Neyse UBP büyük ortak olarak bunlar ile uğraşırken içte de kavga sessiz ve sakin bir şekilde büyüyor. Cumhurbaşkanlığı için aday olacakların tartışmasının hafiften başlamasını geçtim. Ancak partinin, Sunat Atun, Kutlu Evren, Hamza Ersan Saner, Menteş Gündüz, Özdemir Berova ve Önder Sennaroğlu gibi deneyimli isimleri bir kenarda bırakmasının yansıra Eroğlu soyadı nedeniyle güçlü bir çevreye sahip olan Resmiye Canaltay’ın, görmezden gelinmesini es geçemedim. Genç vizyon denilerek bakan yapılacak intibai yaratılan, Yasemin Öztürk, Erek Çağatay, Oğuzhan Hasipoğlu, İzlem Gürçağ Altuğra gibi genç jenerasyona, biz çalımların, ustasıyız, ‘Süper Bakanlar’ ile doktor vekillerin hastasıyız denilerek yaratılan tartışmayı görmezden gelemedim.

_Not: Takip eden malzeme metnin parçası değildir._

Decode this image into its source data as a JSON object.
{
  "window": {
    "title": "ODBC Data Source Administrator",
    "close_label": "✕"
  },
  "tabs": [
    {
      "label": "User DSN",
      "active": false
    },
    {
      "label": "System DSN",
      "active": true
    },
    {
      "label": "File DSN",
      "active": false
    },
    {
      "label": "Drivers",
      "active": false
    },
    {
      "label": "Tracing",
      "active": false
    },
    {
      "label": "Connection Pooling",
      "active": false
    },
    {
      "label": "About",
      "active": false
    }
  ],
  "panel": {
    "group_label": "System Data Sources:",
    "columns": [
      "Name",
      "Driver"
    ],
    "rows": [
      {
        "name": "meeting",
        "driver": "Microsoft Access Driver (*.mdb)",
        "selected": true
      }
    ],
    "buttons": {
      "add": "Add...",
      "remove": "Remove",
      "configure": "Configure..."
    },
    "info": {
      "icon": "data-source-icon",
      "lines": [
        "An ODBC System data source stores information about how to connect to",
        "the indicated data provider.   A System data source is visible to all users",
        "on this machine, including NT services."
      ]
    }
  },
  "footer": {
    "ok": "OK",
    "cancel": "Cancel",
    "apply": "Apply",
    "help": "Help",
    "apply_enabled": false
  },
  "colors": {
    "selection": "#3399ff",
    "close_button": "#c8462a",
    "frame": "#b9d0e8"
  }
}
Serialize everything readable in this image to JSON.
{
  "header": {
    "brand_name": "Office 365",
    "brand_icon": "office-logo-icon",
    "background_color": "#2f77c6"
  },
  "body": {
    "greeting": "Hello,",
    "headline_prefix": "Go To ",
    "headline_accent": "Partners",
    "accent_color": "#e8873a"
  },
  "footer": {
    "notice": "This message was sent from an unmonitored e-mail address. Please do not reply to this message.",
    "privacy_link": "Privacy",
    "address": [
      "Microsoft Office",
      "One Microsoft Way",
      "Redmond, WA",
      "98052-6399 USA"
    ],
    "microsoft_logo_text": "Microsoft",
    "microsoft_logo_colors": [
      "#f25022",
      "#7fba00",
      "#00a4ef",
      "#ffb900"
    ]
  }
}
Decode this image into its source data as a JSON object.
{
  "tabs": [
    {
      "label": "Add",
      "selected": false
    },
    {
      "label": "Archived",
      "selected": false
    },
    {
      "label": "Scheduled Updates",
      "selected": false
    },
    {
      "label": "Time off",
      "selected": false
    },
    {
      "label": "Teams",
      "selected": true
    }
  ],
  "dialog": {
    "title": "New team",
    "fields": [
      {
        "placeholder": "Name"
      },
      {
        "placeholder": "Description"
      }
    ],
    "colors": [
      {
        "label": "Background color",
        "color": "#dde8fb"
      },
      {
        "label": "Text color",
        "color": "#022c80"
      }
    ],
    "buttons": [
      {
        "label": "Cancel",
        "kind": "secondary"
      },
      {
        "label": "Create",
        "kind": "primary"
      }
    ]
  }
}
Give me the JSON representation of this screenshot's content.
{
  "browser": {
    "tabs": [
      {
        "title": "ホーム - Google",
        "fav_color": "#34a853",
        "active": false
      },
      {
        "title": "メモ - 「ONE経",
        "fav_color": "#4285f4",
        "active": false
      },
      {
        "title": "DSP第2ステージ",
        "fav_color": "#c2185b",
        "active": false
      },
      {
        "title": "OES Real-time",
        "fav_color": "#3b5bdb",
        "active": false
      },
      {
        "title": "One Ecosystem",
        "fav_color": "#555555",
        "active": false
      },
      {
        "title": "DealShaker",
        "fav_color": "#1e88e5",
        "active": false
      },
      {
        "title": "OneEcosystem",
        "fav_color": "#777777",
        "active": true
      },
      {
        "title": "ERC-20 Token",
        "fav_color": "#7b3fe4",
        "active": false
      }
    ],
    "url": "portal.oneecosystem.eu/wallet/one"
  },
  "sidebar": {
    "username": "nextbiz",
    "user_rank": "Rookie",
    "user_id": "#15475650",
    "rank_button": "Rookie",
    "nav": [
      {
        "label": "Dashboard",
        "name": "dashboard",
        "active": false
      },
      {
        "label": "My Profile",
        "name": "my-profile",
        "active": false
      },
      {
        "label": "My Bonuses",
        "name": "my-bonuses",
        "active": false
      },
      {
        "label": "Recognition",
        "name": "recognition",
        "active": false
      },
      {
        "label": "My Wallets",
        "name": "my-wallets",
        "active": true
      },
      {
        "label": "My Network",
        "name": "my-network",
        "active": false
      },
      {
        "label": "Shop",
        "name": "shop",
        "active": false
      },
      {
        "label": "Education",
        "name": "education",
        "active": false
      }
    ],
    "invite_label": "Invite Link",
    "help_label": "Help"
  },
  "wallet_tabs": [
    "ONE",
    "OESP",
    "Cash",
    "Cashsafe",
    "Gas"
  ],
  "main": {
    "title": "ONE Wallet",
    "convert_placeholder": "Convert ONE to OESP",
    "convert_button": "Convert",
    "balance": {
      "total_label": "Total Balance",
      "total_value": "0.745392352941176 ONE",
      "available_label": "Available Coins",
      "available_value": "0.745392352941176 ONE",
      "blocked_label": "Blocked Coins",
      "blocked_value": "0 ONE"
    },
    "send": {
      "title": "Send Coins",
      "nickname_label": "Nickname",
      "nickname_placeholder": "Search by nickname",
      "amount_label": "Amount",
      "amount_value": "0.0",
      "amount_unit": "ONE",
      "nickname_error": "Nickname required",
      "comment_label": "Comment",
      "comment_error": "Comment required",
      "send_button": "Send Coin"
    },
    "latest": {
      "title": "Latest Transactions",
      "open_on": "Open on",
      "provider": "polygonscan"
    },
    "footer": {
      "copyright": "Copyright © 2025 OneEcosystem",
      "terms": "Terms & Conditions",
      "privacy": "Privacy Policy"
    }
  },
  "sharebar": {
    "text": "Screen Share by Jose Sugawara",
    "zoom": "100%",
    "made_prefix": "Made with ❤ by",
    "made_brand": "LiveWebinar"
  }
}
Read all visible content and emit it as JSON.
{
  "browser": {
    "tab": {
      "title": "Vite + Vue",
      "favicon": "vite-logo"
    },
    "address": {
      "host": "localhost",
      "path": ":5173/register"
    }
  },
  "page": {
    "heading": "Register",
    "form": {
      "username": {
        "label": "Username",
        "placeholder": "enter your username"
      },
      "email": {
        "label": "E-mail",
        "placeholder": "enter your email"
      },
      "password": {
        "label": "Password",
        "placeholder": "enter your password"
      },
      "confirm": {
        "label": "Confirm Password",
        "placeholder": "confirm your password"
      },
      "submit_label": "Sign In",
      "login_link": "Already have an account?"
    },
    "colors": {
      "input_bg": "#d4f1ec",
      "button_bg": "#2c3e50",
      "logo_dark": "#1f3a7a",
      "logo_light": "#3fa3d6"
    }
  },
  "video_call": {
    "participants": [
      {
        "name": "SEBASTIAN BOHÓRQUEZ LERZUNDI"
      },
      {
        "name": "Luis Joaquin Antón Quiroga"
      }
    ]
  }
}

Herşey güllük gülistanlık gitmiş olsaydı, sorun olmazdı. Ama gemi rotadan çıkıp, şiddetli eleştiri dalgalarına maruz kalınca, partinin ilçelerdeki bireylerinin homurtu sesleri 7 desibetreye yükselmeye başladı. Genel Kurul konuşmaları sessizden yapılmaya başlandı. Şimdilik bu parçaları bir araya getirecek lider ortaya çıkmadı. Ama yarın çıkmayacağını kim garanti eder ki?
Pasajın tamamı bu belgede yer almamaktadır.